IP Address

The_PHP_Newb

I can get the IP of the server the script is running on and the IP from the visitor using the following:

$_SERVER['SERVER_ADDR']; and $_SERVER["REMOTE_ADDR"];

Now, is it possible to get the IP of the server which referred the visitor? If so, can you point me in the right direction.

Thx.

dkruythoff

You'll have to dissect $_SERVER['HTTP_REFERER'] to get that.

The_PHP_Newb

Yes but from what I understand HTTP_REFERER isn't forced through the browser so depending on the browser, you might not get any value at all.

mtmosier

Quite right, and on top of that it can be forged, so don't count on it for any security related usage. But it is the only clue you get about where the user came from.

The_PHP_Newb

So I'm guessing there is no solution here? The situation is this... I'm using an iframe to call a script from my own server. The code we give customers is in an iframe format but since the script resides on our server, of course we get our own IP address even thought the iframe is placed on someone elses server.

Any way we can get the IP from the customer using the iframe?

This directly relates to getting the IP from the referring server. If not, is there a better method than iframe? I can't guarantee all customers will be using a PHP page so I need something that is compatible with all environments. The bottom line here is I need a method to A) call a script from our server and 😎 authenticate the person using the iframe (or other suggestion).

mtmosier

It would be helpful if you clearified what you were trying to do and your requirements a bit more.

As it is I'm picturing that you're trying to do some sort of single sign on type thing, and the customers you refer to are other websites using your service.
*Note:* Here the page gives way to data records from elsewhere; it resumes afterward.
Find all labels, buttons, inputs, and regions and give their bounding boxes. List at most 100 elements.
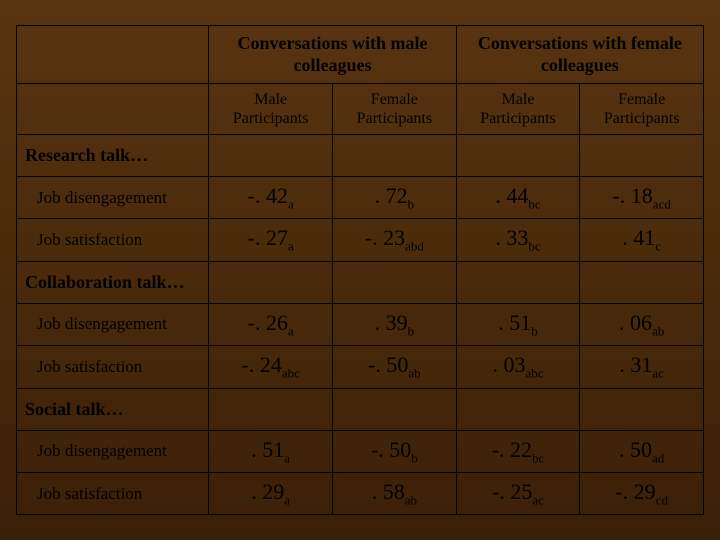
value-cell: . 39b <box>333 303 457 345</box>
value-cell: -. 18acd <box>580 177 704 219</box>
value-cell: . 06ab <box>580 303 704 345</box>
subscript: bc <box>528 196 540 211</box>
empty-cell <box>456 261 580 303</box>
subheader-female-p1: Female Participants <box>333 83 457 134</box>
empty-cell <box>580 388 704 430</box>
row-label-diseng: Job disengagement <box>17 303 209 345</box>
value-cell: . 72b <box>333 177 457 219</box>
category-social: Social talk… <box>17 388 209 430</box>
value-cell: -. 24abc <box>209 346 333 388</box>
value-cell: -. 23abd <box>333 219 457 261</box>
value: . 31 <box>619 352 652 377</box>
subscript: a <box>284 450 290 465</box>
empty-cell <box>209 135 333 177</box>
value: -. 26 <box>248 310 288 335</box>
subscript: ac <box>652 366 664 381</box>
value-cell: -. 22bc <box>456 430 580 472</box>
value-cell: . 31ac <box>580 346 704 388</box>
subscript: c <box>655 239 661 254</box>
group-header-male: Conversations with male colleagues <box>209 25 456 83</box>
value-cell: -. 42a <box>209 177 333 219</box>
value-cell: . 50ad <box>580 430 704 472</box>
row-label-diseng: Job disengagement <box>17 177 209 219</box>
row-label-diseng: Job disengagement <box>17 430 209 472</box>
empty-cell <box>580 261 704 303</box>
value: . 39 <box>375 310 408 335</box>
value: -. 25 <box>492 479 532 504</box>
value-cell: -. 50ab <box>333 346 457 388</box>
value-cell: . 41c <box>580 219 704 261</box>
value: -. 27 <box>248 225 288 250</box>
subscript: a <box>288 196 294 211</box>
value: . 41 <box>622 225 655 250</box>
category-research: Research talk… <box>17 135 209 177</box>
value-cell: -. 25ac <box>456 472 580 514</box>
value-cell: . 29a <box>209 472 333 514</box>
subscript: ad <box>652 450 664 465</box>
value: -. 29 <box>615 479 655 504</box>
value-cell: -. 29cd <box>580 472 704 514</box>
subscript: b <box>408 196 415 211</box>
subscript: ab <box>405 492 417 507</box>
empty-cell <box>209 261 333 303</box>
empty-cell <box>333 388 457 430</box>
subheader-male-p2: Male Participants <box>456 83 580 134</box>
category-collab: Collaboration talk… <box>17 261 209 303</box>
value: -. 18 <box>612 183 652 208</box>
corner-cell-2 <box>17 83 209 134</box>
value: . 51 <box>498 310 531 335</box>
value: -. 50 <box>371 437 411 462</box>
empty-cell <box>333 261 457 303</box>
subscript: abc <box>282 366 300 381</box>
subscript: bc <box>528 239 540 254</box>
value: -. 24 <box>242 352 282 377</box>
value: . 72 <box>375 183 408 208</box>
correlation-table: Conversations with male colleagues Conve… <box>16 25 704 516</box>
subscript: abc <box>525 366 543 381</box>
row-label-satis: Job satisfaction <box>17 472 209 514</box>
row-label-satis: Job satisfaction <box>17 346 209 388</box>
subscript: ab <box>408 366 420 381</box>
value-cell: . 44bc <box>456 177 580 219</box>
value: . 06 <box>619 310 652 335</box>
subscript: b <box>531 323 538 338</box>
value-cell: . 58ab <box>333 472 457 514</box>
value-cell: . 33bc <box>456 219 580 261</box>
value: . 51 <box>251 437 284 462</box>
value-cell: -. 50b <box>333 430 457 472</box>
subscript: ac <box>532 492 544 507</box>
value: -. 22 <box>492 437 532 462</box>
empty-cell <box>456 135 580 177</box>
value: . 44 <box>495 183 528 208</box>
subscript: acd <box>653 196 671 211</box>
subscript: a <box>288 239 294 254</box>
value: -. 23 <box>365 225 405 250</box>
subscript: a <box>284 492 290 507</box>
empty-cell <box>209 388 333 430</box>
subscript: bc <box>532 450 544 465</box>
subheader-female-p2: Female Participants <box>580 83 704 134</box>
subscript: ab <box>652 323 664 338</box>
value: . 33 <box>495 225 528 250</box>
value-cell: -. 26a <box>209 303 333 345</box>
empty-cell <box>580 135 704 177</box>
subscript: cd <box>656 492 668 507</box>
group-header-female: Conversations with female colleagues <box>456 25 703 83</box>
value: -. 50 <box>368 352 408 377</box>
row-label-satis: Job satisfaction <box>17 219 209 261</box>
value-cell: . 03abc <box>456 346 580 388</box>
value: . 50 <box>619 437 652 462</box>
value-cell: -. 27a <box>209 219 333 261</box>
value: . 58 <box>372 479 405 504</box>
subscript: b <box>408 323 415 338</box>
empty-cell <box>333 135 457 177</box>
value: -. 42 <box>248 183 288 208</box>
subscript: abd <box>405 239 424 254</box>
value-cell: . 51b <box>456 303 580 345</box>
corner-cell <box>17 25 209 83</box>
value: . 29 <box>251 479 284 504</box>
value-cell: . 51a <box>209 430 333 472</box>
empty-cell <box>456 388 580 430</box>
subscript: b <box>411 450 418 465</box>
subscript: a <box>288 323 294 338</box>
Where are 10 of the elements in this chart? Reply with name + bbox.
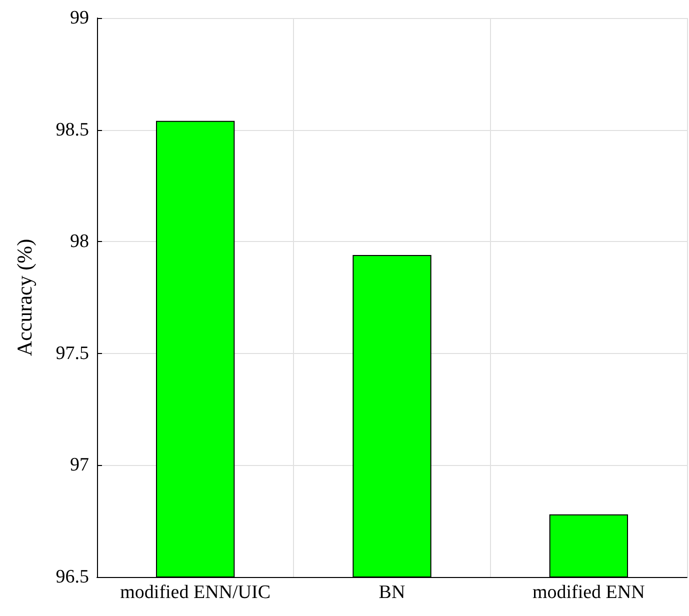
y-tick-label: 97.5 bbox=[56, 342, 89, 364]
y-tick-label: 98.5 bbox=[56, 119, 89, 140]
y-tick-label: 99 bbox=[70, 8, 89, 28]
y-axis-title: Accuracy (%) bbox=[12, 238, 36, 356]
y-tick-label: 98 bbox=[70, 231, 89, 252]
y-tick-label: 96.5 bbox=[56, 566, 89, 588]
x-tick-label: modified ENN bbox=[532, 582, 646, 603]
x-tick-label: modified ENN/UIC bbox=[120, 582, 271, 603]
x-tick-label: BN bbox=[378, 582, 406, 603]
y-tick-label: 97 bbox=[70, 454, 89, 476]
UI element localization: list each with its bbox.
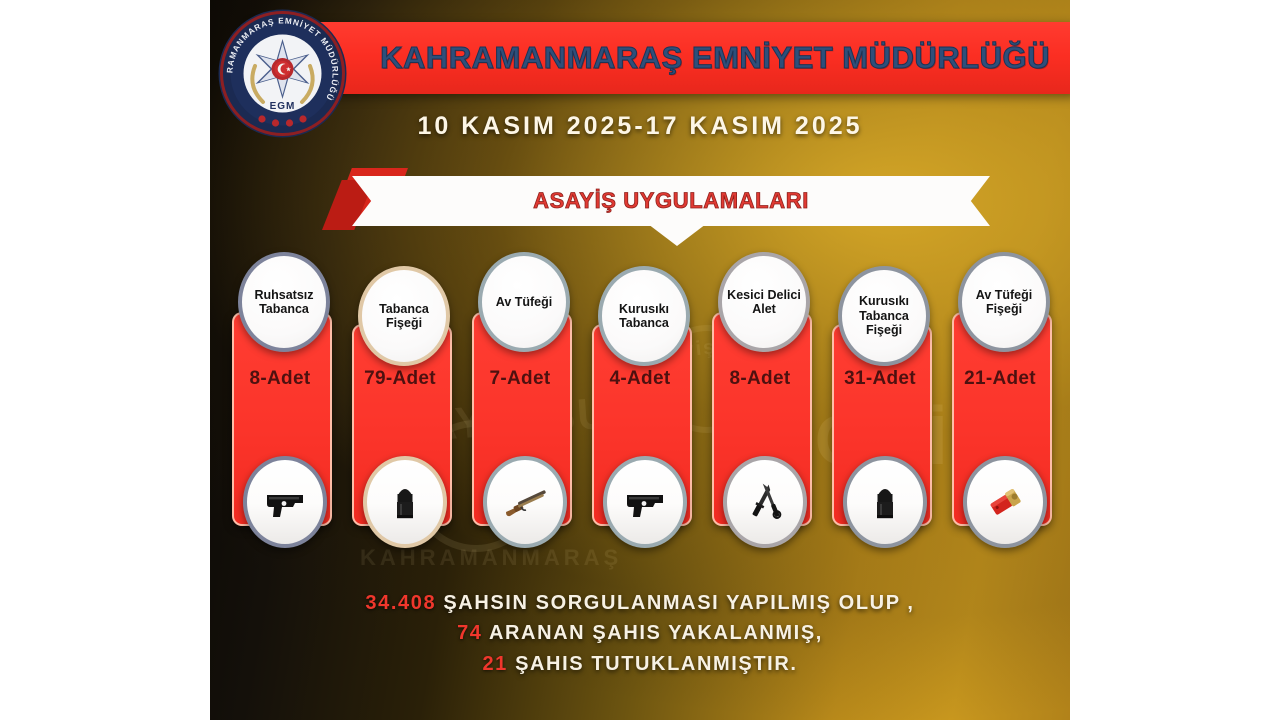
stat-card: Kurusıkı Tabanca 4-Adet — [584, 250, 696, 550]
summary-text: 34.408 ŞAHSIN SORGULANMASI YAPILMIŞ OLUP… — [210, 588, 1070, 679]
stat-card-label: Tabanca Fişeği — [379, 301, 429, 331]
summary-line-1: 34.408 ŞAHSIN SORGULANMASI YAPILMIŞ OLUP… — [210, 588, 1070, 618]
stat-card: Kurusıkı Tabanca Fişeği 31-Adet — [824, 250, 936, 550]
summary-count-questioned: 34.408 — [365, 592, 437, 614]
stat-card-label: Kurusıkı Tabanca — [618, 301, 669, 331]
stat-card-count: 7-Adet — [489, 368, 551, 389]
stat-card-label-bubble: Kurusıkı Tabanca Fişeği — [838, 266, 930, 366]
summary-label-wanted-caught: ARANAN ŞAHIS YAKALANMIŞ, — [488, 622, 823, 645]
stat-card-count: 79-Adet — [364, 368, 436, 389]
shotgun-icon — [483, 456, 567, 548]
stat-card-count: 31-Adet — [844, 368, 916, 389]
infographic-canvas: ASAYİŞ ŞUBE KAHRAMANMARAŞ POLİS Asayiş K… — [210, 0, 1070, 720]
pistol-icon — [603, 456, 687, 548]
ribbon-notch-icon — [648, 224, 706, 246]
stat-card-label: Ruhsatsız Tabanca — [254, 287, 314, 317]
summary-label-questioned: ŞAHSIN SORGULANMASI YAPILMIŞ OLUP , — [443, 592, 915, 614]
stat-card-label: Kurusıkı Tabanca Fişeği — [858, 294, 909, 338]
summary-count-arrested: 21 — [482, 652, 508, 675]
stat-card-label: Kesici Delici Alet — [727, 287, 801, 317]
stat-card: Ruhsatsız Tabanca 8-Adet — [224, 250, 336, 550]
stat-card-label-bubble: Tabanca Fişeği — [358, 266, 450, 366]
stat-card-label: Av Tüfeği Fişeği — [975, 287, 1033, 317]
section-ribbon: ASAYİŞ UYGULAMALARI — [322, 168, 990, 252]
section-title: ASAYİŞ UYGULAMALARI — [533, 188, 809, 214]
date-range: 10 KASIM 2025-17 KASIM 2025 — [417, 112, 863, 140]
stat-card-label-bubble: Ruhsatsız Tabanca — [238, 252, 330, 352]
ribbon-body: ASAYİŞ UYGULAMALARI — [352, 176, 990, 226]
stat-card: Av Tüfeği 7-Adet — [464, 250, 576, 550]
bullet-icon — [363, 456, 447, 548]
police-crest-logo: KAHRAMANMARAŞ EMNİYET MÜDÜRLÜĞÜ EGM — [212, 0, 350, 141]
bullet-icon — [843, 456, 927, 548]
stat-card-count: 4-Adet — [609, 368, 671, 389]
summary-line-2: 74 ARANAN ŞAHIS YAKALANMIŞ, — [210, 618, 1070, 648]
knives-icon — [723, 456, 807, 548]
stat-card-label: Av Tüfeği — [495, 294, 553, 309]
stat-card: Av Tüfeği Fişeği 21-Adet — [944, 250, 1056, 550]
stat-card: Kesici Delici Alet 8-Adet — [704, 250, 816, 550]
stat-card-label-bubble: Av Tüfeği Fişeği — [958, 252, 1050, 352]
summary-count-wanted-caught: 74 — [457, 622, 483, 645]
shotgun-shell-icon — [963, 456, 1047, 548]
stat-card-label-bubble: Kesici Delici Alet — [718, 252, 810, 352]
stat-card-label-bubble: Kurusıkı Tabanca — [598, 266, 690, 366]
stat-card-count: 8-Adet — [249, 368, 311, 389]
title-banner: KAHRAMANMARAŞ EMNİYET MÜDÜRLÜĞÜ — [250, 22, 1070, 94]
stats-card-row: Ruhsatsız Tabanca 8-Adet Tabanca Fişeği 79-… — [224, 250, 1056, 550]
pistol-icon — [243, 456, 327, 548]
stat-card-count: 21-Adet — [964, 368, 1036, 389]
stat-card-count: 8-Adet — [729, 368, 791, 389]
summary-line-3: 21 ŞAHIS TUTUKLANMIŞTIR. — [210, 649, 1070, 679]
page-title: KAHRAMANMARAŞ EMNİYET MÜDÜRLÜĞÜ — [380, 40, 1050, 76]
svg-text:EGM: EGM — [270, 101, 296, 112]
stat-card-label-bubble: Av Tüfeği — [478, 252, 570, 352]
summary-label-arrested: ŞAHIS TUTUKLANMIŞTIR. — [515, 652, 798, 675]
stat-card: Tabanca Fişeği 79-Adet — [344, 250, 456, 550]
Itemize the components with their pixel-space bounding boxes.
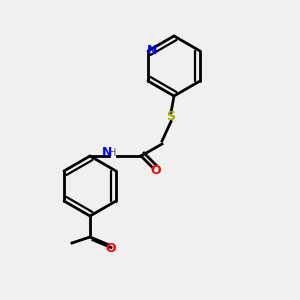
Text: N: N	[147, 44, 158, 58]
Text: O: O	[151, 164, 161, 178]
Text: S: S	[167, 110, 176, 124]
Text: H: H	[109, 148, 116, 158]
Text: N: N	[102, 146, 112, 160]
Text: O: O	[106, 242, 116, 256]
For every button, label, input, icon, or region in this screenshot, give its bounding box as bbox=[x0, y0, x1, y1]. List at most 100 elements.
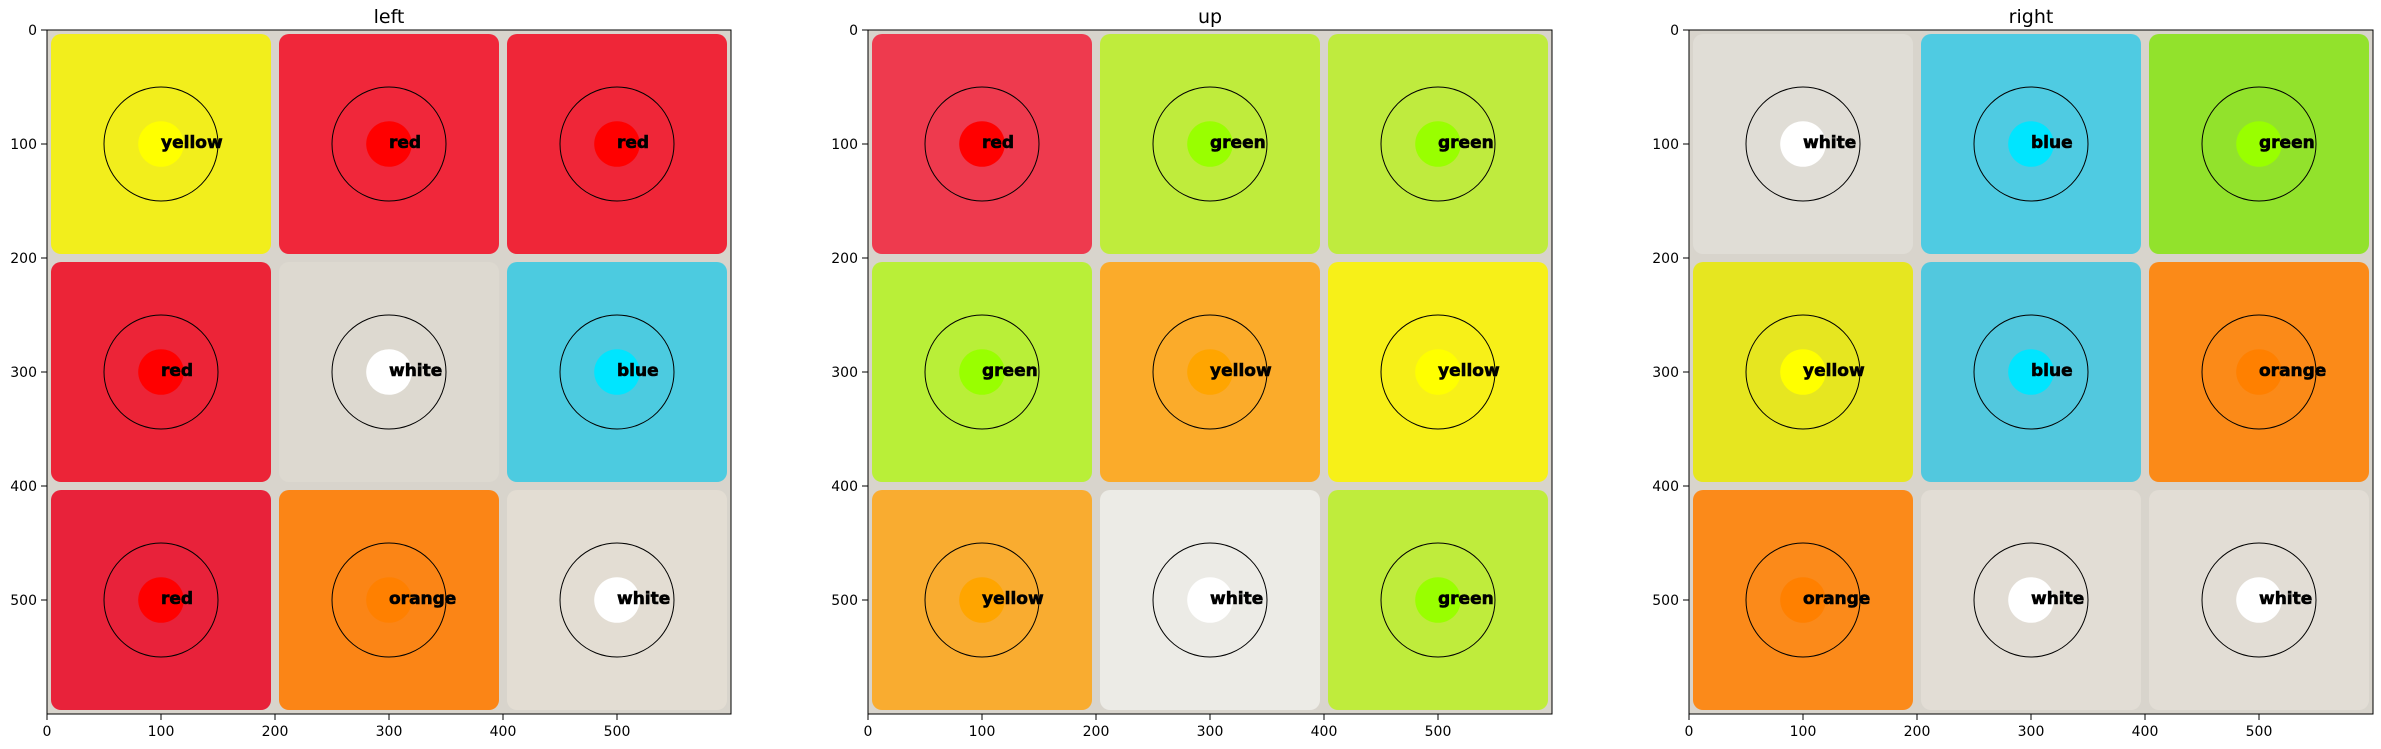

Sounds like they embed an iframe in the html they serve to users which loads a login page from your server.

If thats true, then a couple of questions.

Is it acceptable to have your customers do any sort of backend work at all? Even if you don't require php, could they be required to do some computation using the language of their choice, asp, java, perl, etc?

What about the user being able to change the data. Say you could get the ip of the customer's server every time. What if a user could change that value? If a malicious user were to be able to change the ip to an ip of another one of your customers, would that be unacceptable?

The_PHP_Newb

It's a reseller system that brings content from our site to the resellers and I'm trying to lock the code to their server IP but of course the scripts are running on our server.

Solution found... we're going to issue another Zend encrypted file for the resellers and have things run through it then pass the IP in. This will actually create two pieces of security for us. I could explain more but it's a moot point by now.

Anyways, I appreciate your efforts to help!